Check out this pull request on

See visual diffs & provide feedback on Jupyter Notebooks.

Powered by ReviewNB

MarekWadinger · 2024-06-04T09:11:41Z

Hello @MaxHalford and @hoanganhngo610, 👋

I believe the methods are ready for benchmarking. The results are published in this notebook.

In the plot I combine two checks, performance w.r.t. number of features and delay imposed by conversion from pd.DataFrame (dict) to np.array used in the core.

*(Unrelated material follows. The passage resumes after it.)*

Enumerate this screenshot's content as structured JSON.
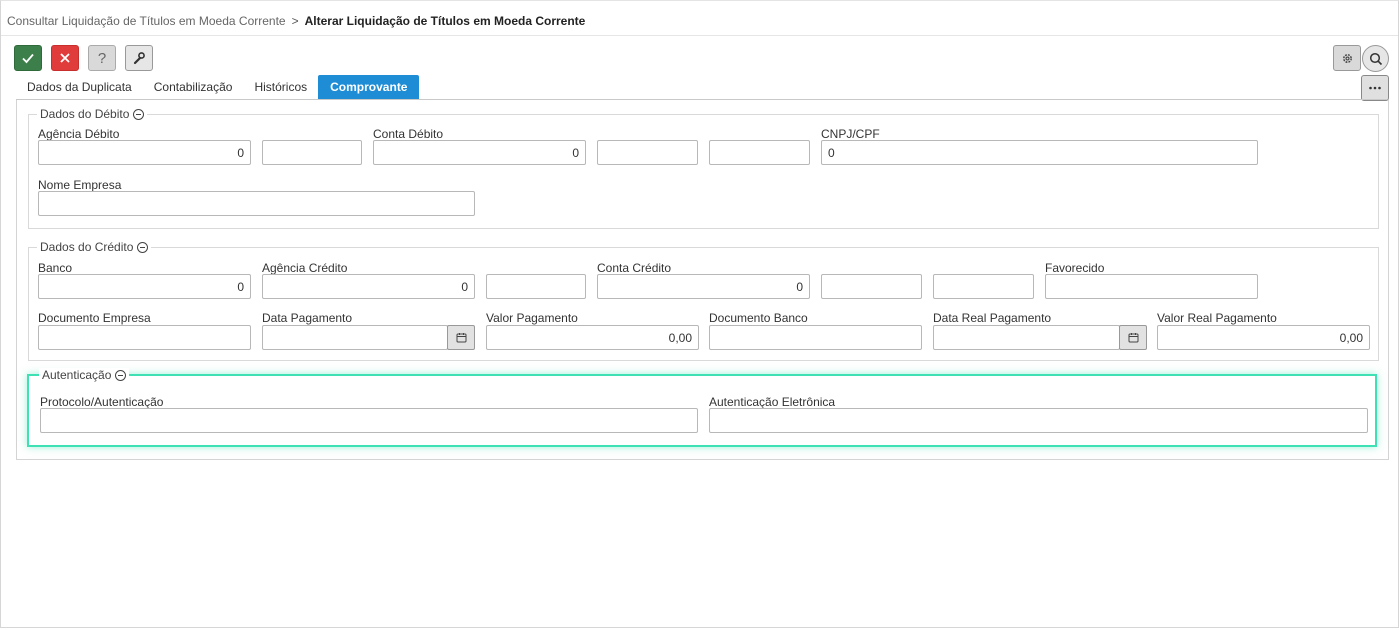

Mean absolute number of processed samples per second is provided here (for n features in range(3,20) as it remains pretty stable):

np.array
3102 OnlineDMD
19553 OnlinePCA
631 OnlineSVD (Probably will be completely replaced by Zhang implementation bellow)
3503 OnlineSVDZhang
pd.DataFrame
1267 OnlineDMD
18012 OnlinePCA
683 OnlineSVD
1718 OnlineSVDZhang

The results in the notebook indicate that using pd.DataFrame slows down OnlinePCA, which is the fastest decomposition implementation, by up to 14%. However, I believe your concerns are likely related to the fact that the core of the decomposition methods works with np.arrays, correct?

What are your thoughts on the performance and adequacy of the evaluation?

Thanks for your time 🙏

s-bessing · 2025-07-23T14:52:31Z

Is this still active?

MarekWadinger · 2025-07-23T15:23:42Z

Hey @s-bessing. I would love to have this reviewed and published. I'm actively working with OnlineDMD.

@hoanganhngo610 @MaxHalford are you available to refresh discussion on this?

I'm ready to fix the checks if you could provide some feedback also on my latest comment. :)

Thx

s-bessing · 2025-07-24T11:20:23Z

@MarekWadinger, thanks for the reply. I am currently working on an online topic model. For this, I came across the river package and like the approach. Currently, I use a static reducer (UMAP), but I am not entirely satisfied with it since it is static.
As input, I use a growing list of small documents that I convert into embeddings. Would OnlineDMD be a suitable solution for this use case?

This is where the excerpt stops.